Demetrio seemed not to notice or not to care, as he
unfolded my hands from across my chest, and held them in his own.
As had been the case before, I was filled with a deep, profound
warmth. The water droplet on my head spread, and was warm. The
chill and fear in me simply disappeared, as he looked into my eyes.
He pulled me in closer to him, and embraced me. I relaxed in his
arms, and wrapped my own around his firm, solid body.

“I’m so confused.”

“Shh.”

He unwrapped one arm from around me, and used the
tips of his fingers to pull he nightgown down over my left
shoulder, exposing it to the cold air. With the other arm he
reached out across the enormous distance to the table, his arm
stretching unnaturally. He snatched a candle from the table and
brought it back to us, his arm contracting now.

“How...?”

“Don’t ask, mamita. Not now.”

He wet his thumb and finger in his mouth, and used
them to squelch the flame. Then he ground the wick between them, to
make a fine ash. He used this substance and his fingertips to draw
a small triangle on my skin, charging my skin with electricity as
he did so.

“What are you doing?” My voice was a scrap of a
whisper.

He answered calmly, confidently,
in a low, dark voice. “In Ancient Egypt the triangle symbolized
intelligence and love. That’s why I like it for you, Maria. You’re
my smart mamita. I can talk correct English in front of you and you
won’t front. That’s cool, girl. The Cheyenne Indians use the
triangle tip of an arrow to symbolize male power. That’s me. I also
like the triangle because in Buddhism it’s a way to invoke love
energy and promote union with all good things. And there’s the
Christian holy trinity, of course. In ancient Greece, Pythagoras
believed numbers, math and all things mystical were connected, and
he thought this because of the structure of the perfect right
triangle, which we still call the Pythagorean triangle, where, I’m
sure they taught you in your fancy school, mamita, the sum of the
areas of the two sides equals the square on the hypotenuse. The
universe is pretty simple, ultimately, but it is also infinitely
complex.
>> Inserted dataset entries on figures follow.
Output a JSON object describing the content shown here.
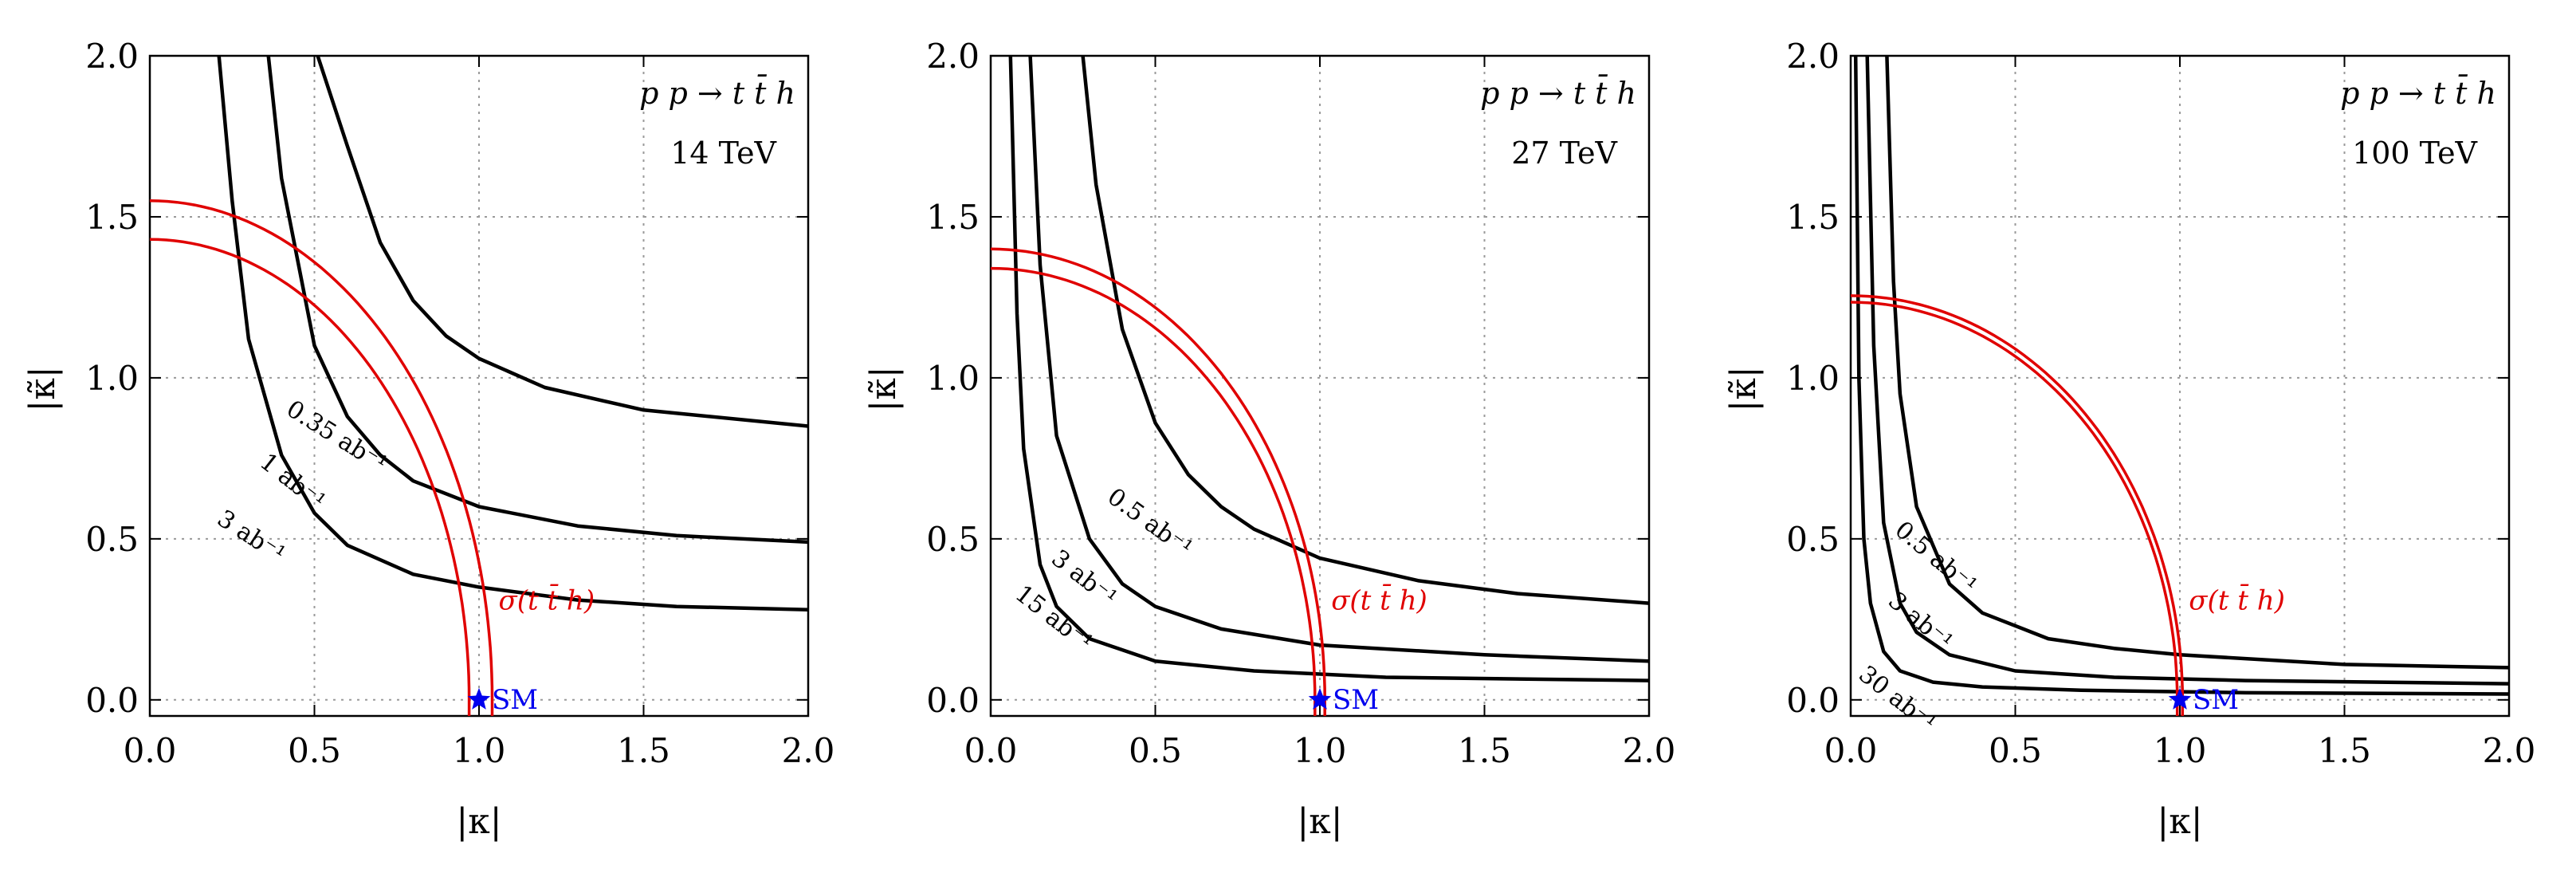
{
  "chart_data": [
    {
      "type": "line",
      "process": "p p → t t̄ h",
      "energy": "14 TeV",
      "xlabel": "|κ|",
      "ylabel": "|κ̃|",
      "xlim": [
        0,
        2
      ],
      "ylim": [
        -0.05,
        2
      ],
      "xticks": [
        "0.0",
        "0.5",
        "1.0",
        "1.5",
        "2.0"
      ],
      "yticks": [
        "0.0",
        "0.5",
        "1.0",
        "1.5",
        "2.0"
      ],
      "grid": true,
      "hyperbolas": [
        {
          "name": "0.35 ab⁻¹",
          "points": [
            [
              0.51,
              2.0
            ],
            [
              0.6,
              1.72
            ],
            [
              0.7,
              1.42
            ],
            [
              0.8,
              1.24
            ],
            [
              0.9,
              1.13
            ],
            [
              1.0,
              1.06
            ],
            [
              1.2,
              0.97
            ],
            [
              1.5,
              0.9
            ],
            [
              2.0,
              0.85
            ]
          ]
        },
        {
          "name": "1 ab⁻¹",
          "points": [
            [
              0.36,
              2.0
            ],
            [
              0.4,
              1.62
            ],
            [
              0.5,
              1.1
            ],
            [
              0.6,
              0.88
            ],
            [
              0.7,
              0.76
            ],
            [
              0.8,
              0.68
            ],
            [
              1.0,
              0.6
            ],
            [
              1.3,
              0.54
            ],
            [
              1.6,
              0.51
            ],
            [
              2.0,
              0.49
            ]
          ]
        },
        {
          "name": "3 ab⁻¹",
          "points": [
            [
              0.21,
              2.0
            ],
            [
              0.25,
              1.55
            ],
            [
              0.3,
              1.12
            ],
            [
              0.4,
              0.76
            ],
            [
              0.5,
              0.58
            ],
            [
              0.6,
              0.48
            ],
            [
              0.8,
              0.39
            ],
            [
              1.0,
              0.35
            ],
            [
              1.3,
              0.31
            ],
            [
              1.6,
              0.29
            ],
            [
              2.0,
              0.28
            ]
          ]
        }
      ],
      "sigma_band": {
        "label": "σ(t t̄ h)",
        "inner": {
          "a": 0.97,
          "b": 1.43
        },
        "outer": {
          "a": 1.04,
          "b": 1.55
        }
      },
      "sm_point": {
        "label": "SM",
        "x": 1.0,
        "y": 0.0
      }
    },
    {
      "type": "line",
      "process": "p p → t t̄ h",
      "energy": "27 TeV",
      "xlabel": "|κ|",
      "ylabel": "|κ̃|",
      "xlim": [
        0,
        2
      ],
      "ylim": [
        -0.05,
        2
      ],
      "xticks": [
        "0.0",
        "0.5",
        "1.0",
        "1.5",
        "2.0"
      ],
      "yticks": [
        "0.0",
        "0.5",
        "1.0",
        "1.5",
        "2.0"
      ],
      "grid": true,
      "hyperbolas": [
        {
          "name": "0.5 ab⁻¹",
          "points": [
            [
              0.28,
              2.0
            ],
            [
              0.32,
              1.6
            ],
            [
              0.4,
              1.15
            ],
            [
              0.5,
              0.86
            ],
            [
              0.6,
              0.7
            ],
            [
              0.7,
              0.6
            ],
            [
              0.8,
              0.53
            ],
            [
              1.0,
              0.44
            ],
            [
              1.3,
              0.37
            ],
            [
              1.6,
              0.33
            ],
            [
              2.0,
              0.3
            ]
          ]
        },
        {
          "name": "3 ab⁻¹",
          "points": [
            [
              0.12,
              2.0
            ],
            [
              0.15,
              1.35
            ],
            [
              0.2,
              0.82
            ],
            [
              0.3,
              0.5
            ],
            [
              0.4,
              0.36
            ],
            [
              0.5,
              0.29
            ],
            [
              0.7,
              0.22
            ],
            [
              1.0,
              0.17
            ],
            [
              1.5,
              0.14
            ],
            [
              2.0,
              0.12
            ]
          ]
        },
        {
          "name": "15 ab⁻¹",
          "points": [
            [
              0.06,
              2.0
            ],
            [
              0.08,
              1.2
            ],
            [
              0.1,
              0.78
            ],
            [
              0.15,
              0.42
            ],
            [
              0.2,
              0.29
            ],
            [
              0.3,
              0.19
            ],
            [
              0.5,
              0.12
            ],
            [
              0.8,
              0.09
            ],
            [
              1.2,
              0.07
            ],
            [
              2.0,
              0.06
            ]
          ]
        }
      ],
      "sigma_band": {
        "label": "σ(t t̄ h)",
        "inner": {
          "a": 0.985,
          "b": 1.34
        },
        "outer": {
          "a": 1.015,
          "b": 1.4
        }
      },
      "sm_point": {
        "label": "SM",
        "x": 1.0,
        "y": 0.0
      }
    },
    {
      "type": "line",
      "process": "p p → t t̄ h",
      "energy": "100 TeV",
      "xlabel": "|κ|",
      "ylabel": "|κ̃|",
      "xlim": [
        0,
        2
      ],
      "ylim": [
        -0.05,
        2
      ],
      "xticks": [
        "0.0",
        "0.5",
        "1.0",
        "1.5",
        "2.0"
      ],
      "yticks": [
        "0.0",
        "0.5",
        "1.0",
        "1.5",
        "2.0"
      ],
      "grid": true,
      "hyperbolas": [
        {
          "name": "0.5 ab⁻¹",
          "points": [
            [
              0.11,
              2.0
            ],
            [
              0.13,
              1.3
            ],
            [
              0.15,
              0.95
            ],
            [
              0.2,
              0.6
            ],
            [
              0.3,
              0.36
            ],
            [
              0.4,
              0.27
            ],
            [
              0.6,
              0.19
            ],
            [
              0.8,
              0.16
            ],
            [
              1.0,
              0.14
            ],
            [
              1.5,
              0.11
            ],
            [
              2.0,
              0.1
            ]
          ]
        },
        {
          "name": "3 ab⁻¹",
          "points": [
            [
              0.05,
              2.0
            ],
            [
              0.07,
              1.1
            ],
            [
              0.1,
              0.55
            ],
            [
              0.15,
              0.3
            ],
            [
              0.2,
              0.21
            ],
            [
              0.3,
              0.14
            ],
            [
              0.5,
              0.09
            ],
            [
              0.8,
              0.07
            ],
            [
              1.2,
              0.06
            ],
            [
              2.0,
              0.05
            ]
          ]
        },
        {
          "name": "30 ab⁻¹",
          "points": [
            [
              0.015,
              2.0
            ],
            [
              0.025,
              1.0
            ],
            [
              0.04,
              0.5
            ],
            [
              0.06,
              0.3
            ],
            [
              0.1,
              0.15
            ],
            [
              0.15,
              0.09
            ],
            [
              0.25,
              0.055
            ],
            [
              0.4,
              0.04
            ],
            [
              0.7,
              0.03
            ],
            [
              1.2,
              0.022
            ],
            [
              2.0,
              0.018
            ]
          ]
        }
      ],
      "sigma_band": {
        "label": "σ(t t̄ h)",
        "inner": {
          "a": 0.992,
          "b": 1.235
        },
        "outer": {
          "a": 1.008,
          "b": 1.255
        }
      },
      "sm_point": {
        "label": "SM",
        "x": 1.0,
        "y": 0.0
      }
    }
  ],
  "colors": {
    "curve": "#000000",
    "sigma": "#e00000",
    "sm": "#0000ee",
    "grid": "#9a9a9a"
  }
}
Dope, right?”

“How - how do you
know
all this?” I asked
him. “You said you’re just a simple country boy. You’re a gang
member. Why are you speaking so well? Your grammar - and I mean
this respectfully - but it usually sort of sucks.”

His mouth turned up in a delicious, almost wicked
grin, and he laughed at me softly.

“Turn that triangle upside down, and it might be a
country boy’s bucket, or sacred cup to carry me in when I’m not
with you. Nothing is ever as simple as it seems.”

Next, he took the same finger and used it to tilt my
chin up so that my mouth was inches, then centimeters, from
his.

“You said we can’t kiss,” I told
his lips as they moved toward me. “You didn’t want me. I tried to
kiss you and you didn’t
want
me. I was so embarrassed.”

“Shh. That wasn’t it. That was never my reason. I
always wanted it. From the first time I saw you, even as
messed-up-looking and bloody as you were.”